A tall, thin teenager with a crewcut, Robert came to my office with his parents seeking help in treating ulcerative colitis. Diagnosed two years prior, he was struggling with chronic abdominal; pain, bloody diarrhea, poor appetite, and weight loss. It was no surprise he expressed feeling depressed and hopeless. He had been on numerous treatments that did not help, and according to his parents, the pharmaceuticals he tried seemed to be making him sicker, not better. He had received multiple blood transfusions due to the anemia caused by loss of blood through his gut. At the most recent visit with his GI specialist, surgery to remove part of his colon was discussed, causing Robert much distress.
“I feel like this could be my medicine, but I don’t want to be a criminal for using it.”

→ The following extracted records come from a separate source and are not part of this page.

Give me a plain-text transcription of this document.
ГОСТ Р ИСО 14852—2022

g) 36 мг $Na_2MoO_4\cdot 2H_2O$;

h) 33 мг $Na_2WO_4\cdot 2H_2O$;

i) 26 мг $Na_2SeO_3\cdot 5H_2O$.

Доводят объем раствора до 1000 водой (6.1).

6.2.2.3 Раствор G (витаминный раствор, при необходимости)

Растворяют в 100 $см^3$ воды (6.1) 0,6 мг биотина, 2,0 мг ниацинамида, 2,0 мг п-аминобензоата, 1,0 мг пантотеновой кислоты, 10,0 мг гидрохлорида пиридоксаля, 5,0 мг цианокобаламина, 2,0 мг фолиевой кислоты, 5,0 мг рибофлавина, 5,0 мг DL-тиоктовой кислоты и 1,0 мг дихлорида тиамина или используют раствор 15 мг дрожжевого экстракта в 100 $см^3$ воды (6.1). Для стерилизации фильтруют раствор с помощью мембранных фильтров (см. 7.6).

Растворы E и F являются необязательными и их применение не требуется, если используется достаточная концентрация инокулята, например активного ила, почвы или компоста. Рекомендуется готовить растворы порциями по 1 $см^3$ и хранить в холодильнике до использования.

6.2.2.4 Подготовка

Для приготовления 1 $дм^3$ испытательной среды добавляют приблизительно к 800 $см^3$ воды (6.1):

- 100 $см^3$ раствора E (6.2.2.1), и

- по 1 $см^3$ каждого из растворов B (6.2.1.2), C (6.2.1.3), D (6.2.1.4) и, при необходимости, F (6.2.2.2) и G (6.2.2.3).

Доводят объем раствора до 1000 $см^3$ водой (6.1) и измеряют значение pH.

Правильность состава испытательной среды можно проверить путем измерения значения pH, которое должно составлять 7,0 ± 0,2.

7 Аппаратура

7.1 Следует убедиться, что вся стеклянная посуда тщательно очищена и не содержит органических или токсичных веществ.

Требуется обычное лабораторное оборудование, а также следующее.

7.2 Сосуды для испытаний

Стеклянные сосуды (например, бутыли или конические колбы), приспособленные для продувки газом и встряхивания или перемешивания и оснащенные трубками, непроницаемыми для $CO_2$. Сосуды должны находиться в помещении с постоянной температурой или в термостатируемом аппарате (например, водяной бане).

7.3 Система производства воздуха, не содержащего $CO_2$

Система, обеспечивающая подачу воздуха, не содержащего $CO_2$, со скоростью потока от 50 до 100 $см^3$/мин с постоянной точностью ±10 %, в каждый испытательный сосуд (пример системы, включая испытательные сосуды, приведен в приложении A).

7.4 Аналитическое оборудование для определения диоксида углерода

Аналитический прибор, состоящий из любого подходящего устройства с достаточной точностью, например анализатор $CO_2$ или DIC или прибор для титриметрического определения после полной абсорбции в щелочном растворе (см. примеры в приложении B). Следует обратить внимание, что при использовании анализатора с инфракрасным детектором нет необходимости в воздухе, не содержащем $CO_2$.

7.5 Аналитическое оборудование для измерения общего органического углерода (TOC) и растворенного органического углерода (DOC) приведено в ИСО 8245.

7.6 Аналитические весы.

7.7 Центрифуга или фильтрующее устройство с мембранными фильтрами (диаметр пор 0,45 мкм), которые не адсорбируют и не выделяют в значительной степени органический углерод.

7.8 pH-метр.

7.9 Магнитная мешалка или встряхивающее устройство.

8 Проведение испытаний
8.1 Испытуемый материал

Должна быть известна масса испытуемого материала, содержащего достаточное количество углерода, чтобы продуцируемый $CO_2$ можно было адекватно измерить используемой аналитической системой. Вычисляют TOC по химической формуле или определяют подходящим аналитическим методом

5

Prior to meeting with me, Robert’s parents caught him smoking cannabis. They were not surprised, as lately they had noticed something was different about him — maybe a lighter attitude and fewer complaints of discomfort. As a family, they googled “cannabis for ulcerative colitis” and decided to pursue this treatment with medical supervision, as they all agreed surgery would be a last resort. When I asked Robert how cannabis helped him, he reported that all of his physical symptoms were reduced, and that he felt “normal” for a few hours. He and his parents had concerns that he was buying cannabis from unknown sources and that he was at risk for getting into legal trouble. He stated maturely, “I feel like this could be my medicine, but I don’t want to be a criminal for using it.